La consommation annuelle de riz en Côte d’Ivoire est aujourd’hui autour de 1 900 000 tonnes, pour une production locale de 1 300 000 tonnes. Mais le pays importe près de 1 500 000 tonnes. Autant dire que le chemin vers l’autosuffisance reste encore long, selon Thomas Tiacoh, président de l’Association des riziculteurs de Côte d’Ivoire.
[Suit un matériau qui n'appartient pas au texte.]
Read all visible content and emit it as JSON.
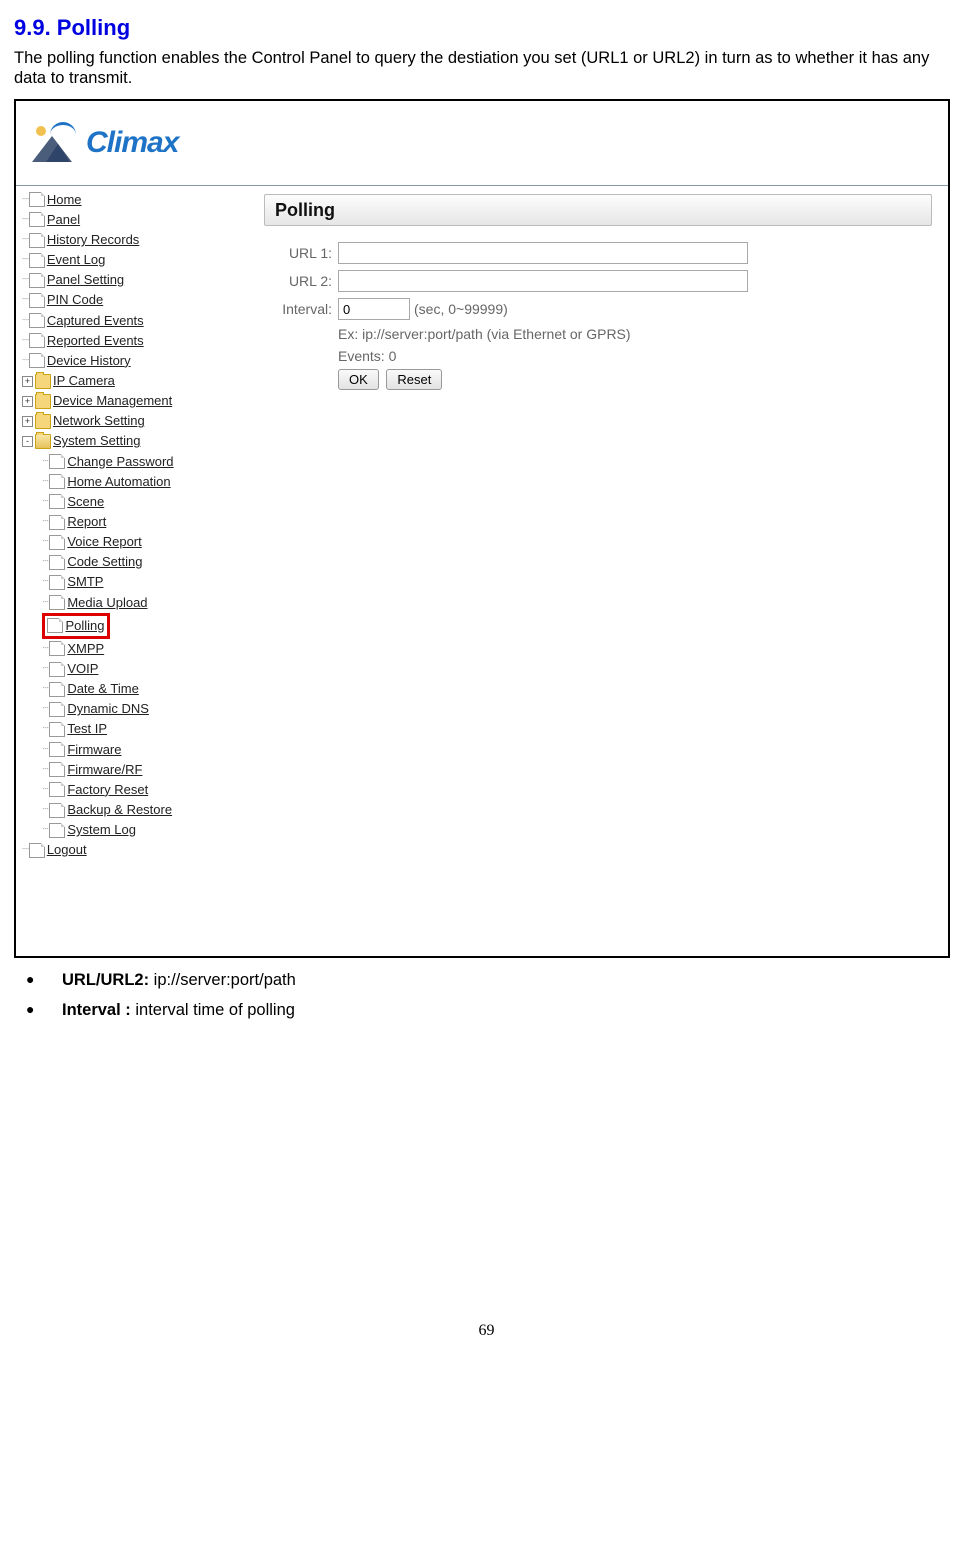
{
  "section": {
    "title": "9.9. Polling"
  },
  "intro": "The polling function enables the Control Panel to query the destiation you set (URL1 or URL2) in turn as to whether it has any data to transmit.",
  "logo_text": "Climax",
  "nav": {
    "items": [
      "Home",
      "Panel",
      "History Records",
      "Event Log",
      "Panel Setting",
      "PIN Code",
      "Captured Events",
      "Reported Events",
      "Device History"
    ],
    "folders": [
      "IP Camera",
      "Device Management",
      "Network Setting"
    ],
    "system_label": "System Setting",
    "system_children": [
      "Change Password",
      "Home Automation",
      "Scene",
      "Report",
      "Voice Report",
      "Code Setting",
      "SMTP",
      "Media Upload",
      "Polling",
      "XMPP",
      "VOIP",
      "Date & Time",
      "Dynamic DNS",
      "Test IP",
      "Firmware",
      "Firmware/RF",
      "Factory Reset",
      "Backup & Restore",
      "System Log"
    ],
    "logout": "Logout"
  },
  "panel": {
    "title": "Polling",
    "url1_label": "URL 1:",
    "url2_label": "URL 2:",
    "interval_label": "Interval:",
    "interval_value": "0",
    "interval_hint": "(sec, 0~99999)",
    "example": "Ex: ip://server:port/path (via Ethernet or GPRS)",
    "events": "Events: 0",
    "ok": "OK",
    "reset": "Reset"
  },
  "bullets": {
    "b1_label": "URL/URL2:",
    "b1_text": " ip://server:port/path",
    "b2_label": "Interval :",
    "b2_text": " interval time of polling"
  },
  "page_number": "69"
}
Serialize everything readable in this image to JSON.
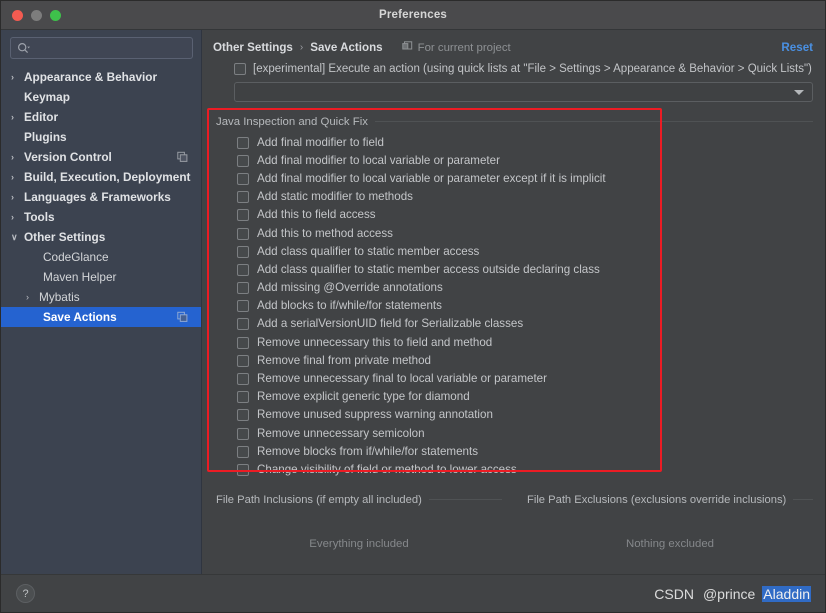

« On peut être autosuffisant, mais les délais qu’on se fixe ne cadrent pas ! Il faut d’abord le b.a.-ba au niveau de l’organisation : qui produit quoi en matière de riz et où ? Quelles sont ses attentes, quelles sont ses contraintes, comment est-ce qu’on peut l’assister ? Si ce problème-là n’est pas réglé, que les unités de transformation de petite taille ne sont pas dans les bassins de production, que la subvention à la production n’est pas accordée et que le problème de la régulation de l’importation et de l’exportation n’est pas réglé, comment allez-vous atteindre l’autosuffisance ? »

Les producteurs s’adaptent rapidement à l’introduction des variétés de riz à haut rendement. Là où le bât blesse, c’est au niveau de la mécanisation, précise Yacouba Dembele.

« D’habitude quand on parle de mécanisation, on dit automatiquement qu’il faut donner des tracteurs, des motoculteurs, etc. aux producteurs. Mais ça ne dure pas ! On va donner un tracteur à un producteur, qui ne sait pas comment l’entretenir. Nous disons que l’essentiel pour le producteur, c’est que le labour soit fait, que la récolte soit faite. Donc, au lieu d’équiper le producteur, nous allons mettre en place des prestataires de service. »

L’atteinte de l’autosuffisance rizicole en Côte d’Ivoire reste tributaire de plusieurs facteurs : des investissements importants pour la maîtrise de l’eau, la création de petites et moyennes entreprises spécialisées dans l’emploi et surtout l’entretien du matériel agricole, qui signeraient ensuite des contrats avec les producteurs et les usines de décorticage de riz et il faudrait également limiter progressivement les importations.